Inflammation of the heart, including pericarditis, myocarditis, and endocarditis, is also an important factor not to be overlooked.

Arrhythmias, whether a heart rate that is too fast or too slow, can sometimes also lead to the sensation of chest pain.

Non-cardiac related causes:

Chest wall issues, such as trauma, sports injuries, costochondritis, or problems related to growth and development, can also be sources of chest pain.

Conditions of the thoracic cavity and mediastinum, such as pleuritis, pneumothorax, or tumors, can similarly cause chest pain.

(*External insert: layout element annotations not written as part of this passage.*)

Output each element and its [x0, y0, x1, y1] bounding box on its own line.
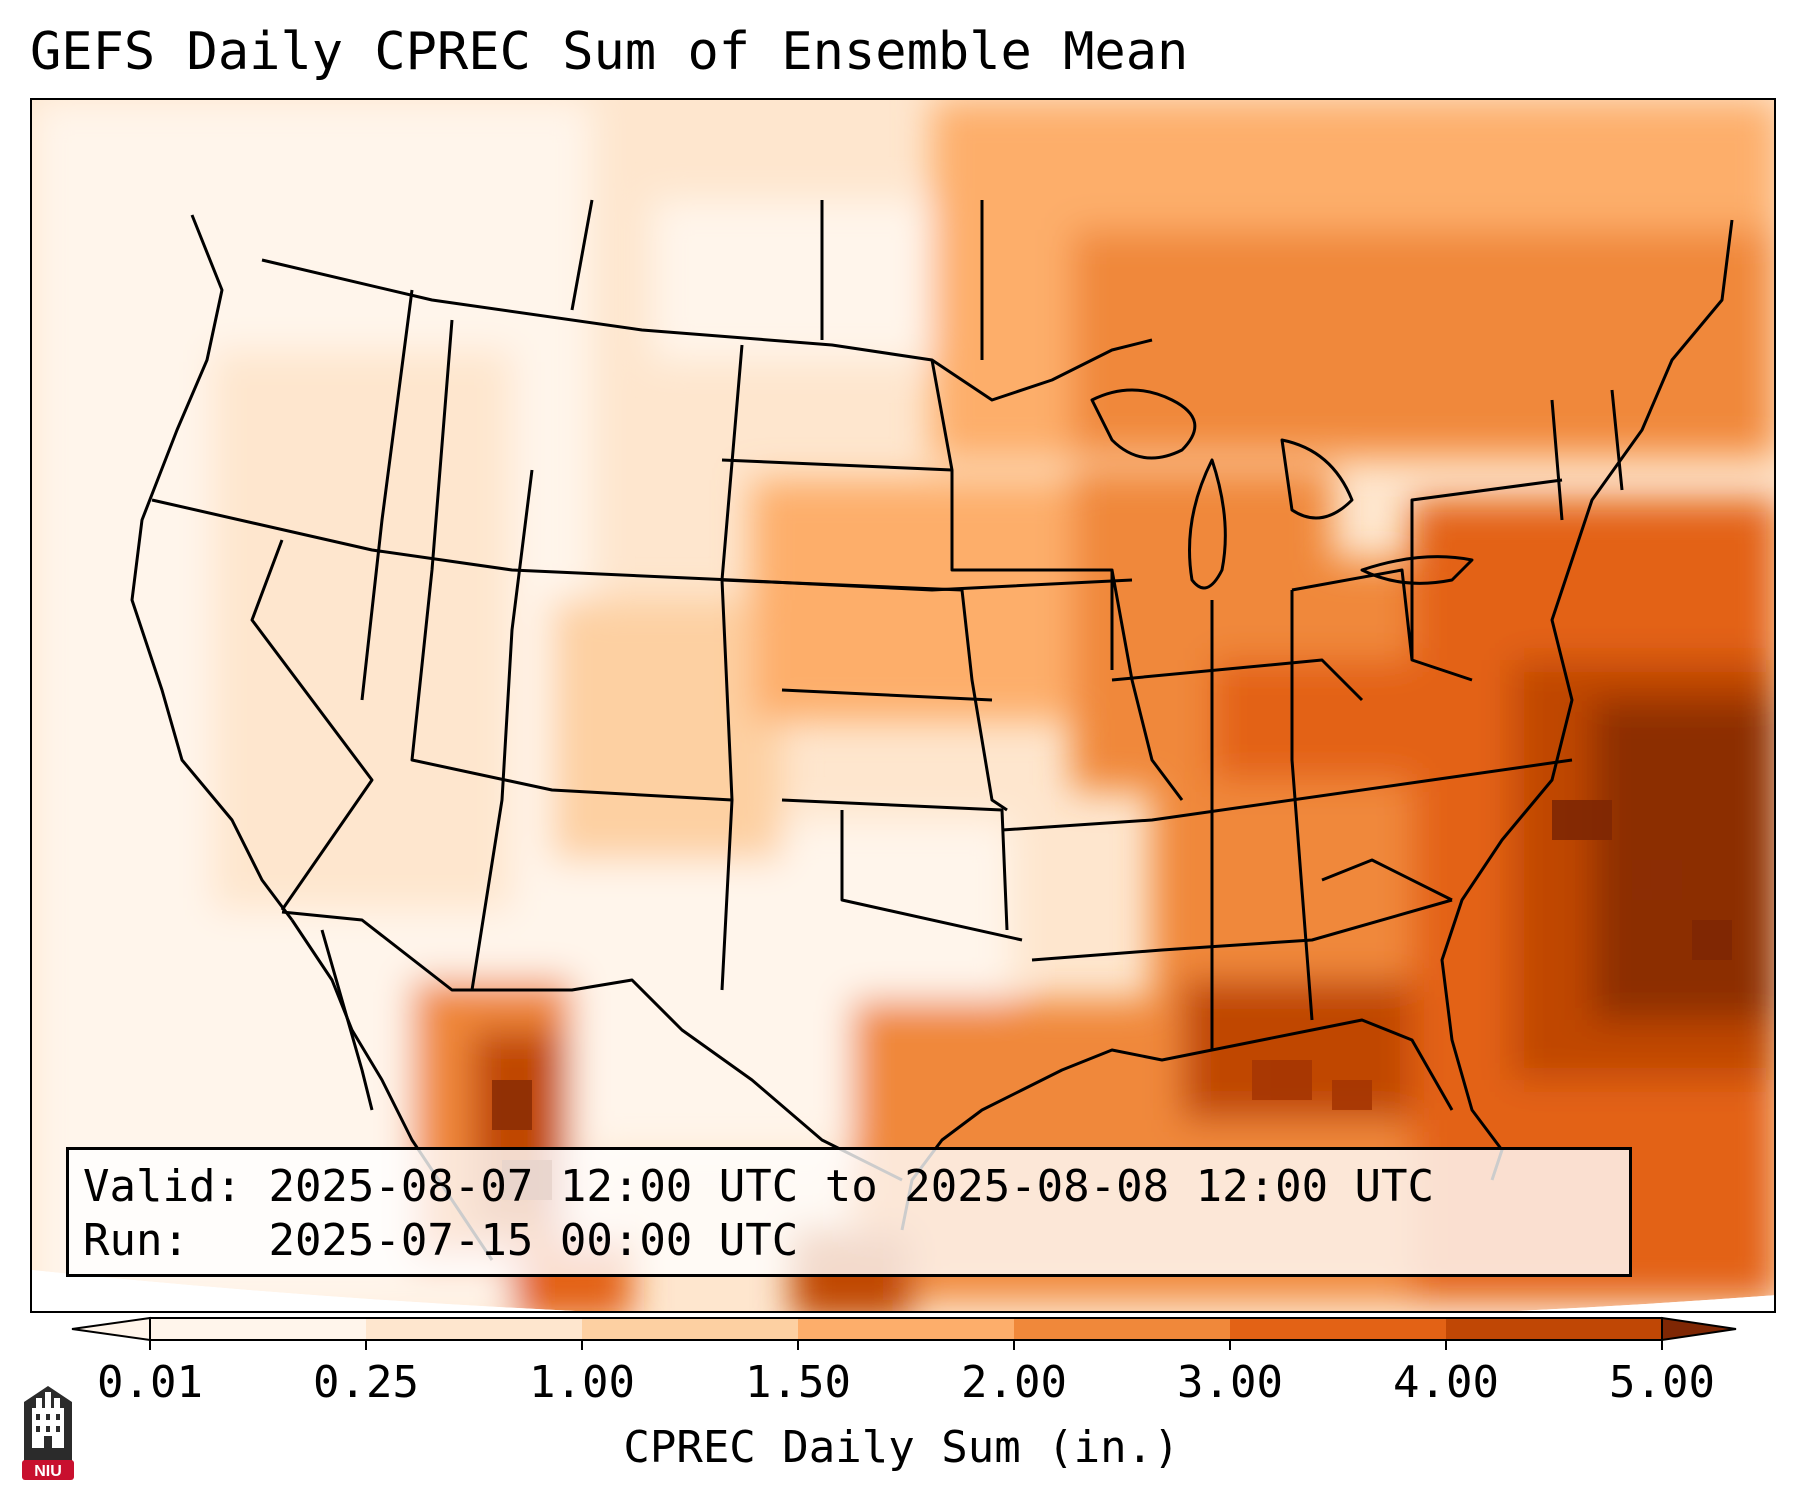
valid-run-info: Valid: 2025-08-07 12:00 UTC to 2025-08-0…: [66, 1147, 1632, 1277]
colorbar-segment: [582, 1318, 798, 1340]
precip-map[interactable]: [32, 100, 1776, 1313]
map-title: GEFS Daily CPREC Sum of Ensemble Mean: [30, 22, 1189, 82]
colorbar-segment: [798, 1318, 1014, 1340]
colorbar-tick-label: 0.25: [313, 1357, 419, 1408]
colorbar-segment: [366, 1318, 582, 1340]
colorbar-segment: [1230, 1318, 1446, 1340]
colorbar-tick-label: 3.00: [1177, 1357, 1283, 1408]
niu-logo: NIU: [22, 1386, 74, 1480]
colorbar-under-extend: [71, 1316, 151, 1342]
logo-text: NIU: [34, 1463, 62, 1480]
precip-field: [32, 100, 1774, 1311]
run-value: 2025-07-15 00:00 UTC: [268, 1215, 799, 1266]
domain-edge: [32, 1270, 1774, 1311]
valid-value: 2025-08-07 12:00 UTC to 2025-08-08 12:00…: [268, 1161, 1435, 1212]
map-panel[interactable]: [30, 98, 1776, 1313]
colorbar-segment: [1446, 1318, 1662, 1340]
colorbar-segment: [1014, 1318, 1230, 1340]
colorbar-ticks: [149, 1340, 1663, 1350]
run-label: Run:: [83, 1215, 189, 1266]
colorbar-tick-label: 4.00: [1393, 1357, 1499, 1408]
valid-label: Valid:: [83, 1161, 242, 1212]
colorbar-outline: [149, 1317, 1663, 1341]
colorbar-tick-label: 0.01: [97, 1357, 203, 1408]
colorbar-tick-label: 1.50: [745, 1357, 851, 1408]
colorbar-over-extend: [1661, 1316, 1737, 1342]
colorbar-tick-label: 1.00: [529, 1357, 635, 1408]
colorbar-segment: [150, 1318, 366, 1340]
colorbar-tick-label: 5.00: [1609, 1357, 1715, 1408]
map-borders: [130, 199, 1734, 1261]
colorbar-segments: [71, 1316, 1737, 1342]
colorbar-tick-label: 2.00: [961, 1357, 1067, 1408]
colorbar-label: CPREC Daily Sum (in.): [623, 1422, 1180, 1473]
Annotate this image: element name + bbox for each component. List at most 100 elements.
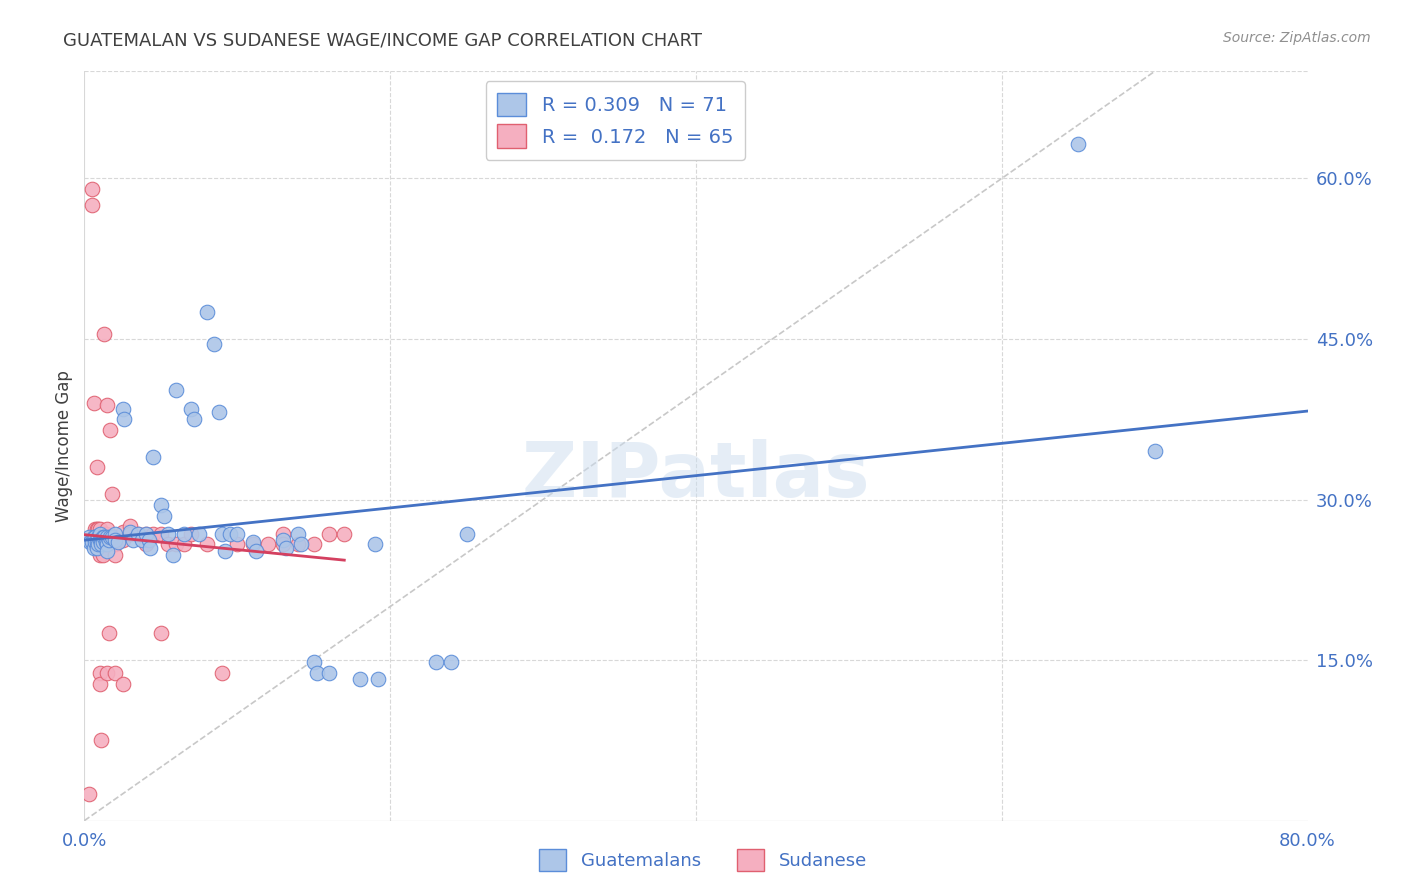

Respiratory diseases, such as airway obstruction, bronchitis leading to coughing and wheezing, can also result in feelings of tightness and chest pain.

Gastrointestinal issues, including esophagitis and gastroenteritis, may also mislead one into thinking it is chest pain due to their proximity.

Other complex situations, such as neuralgia, psychological stress, or emotional fluctuations, may also be non-physical causes of chest pain.

When faced with a child experiencing chest pain, doctors typically take the following steps for assessment:

Thoroughly understand the medical history, including the onset time, nature, frequency, and duration of chest pain, as well as any history of trauma or intense physical activity, and accompanying symptoms such as fever or cough.

Conduct a comprehensive physical examination, paying attention to respiratory status, tenderness in the area of chest pain, auscultation of the heart and lungs, and assessing whether chest pain worsens with specific movements.

Utilize auxiliary examinations, such as chest X-rays, echocardiograms, and electrocardiograms, to assist in diagnosis.

For children in whom no obvious abnormalities are found during preliminary examinations, regular follow-up may be needed to observe changes in their condition.

Through such a comprehensive assessment, a more accurate determination of the cause of chest pain can be made, leading to appropriate treatment and care.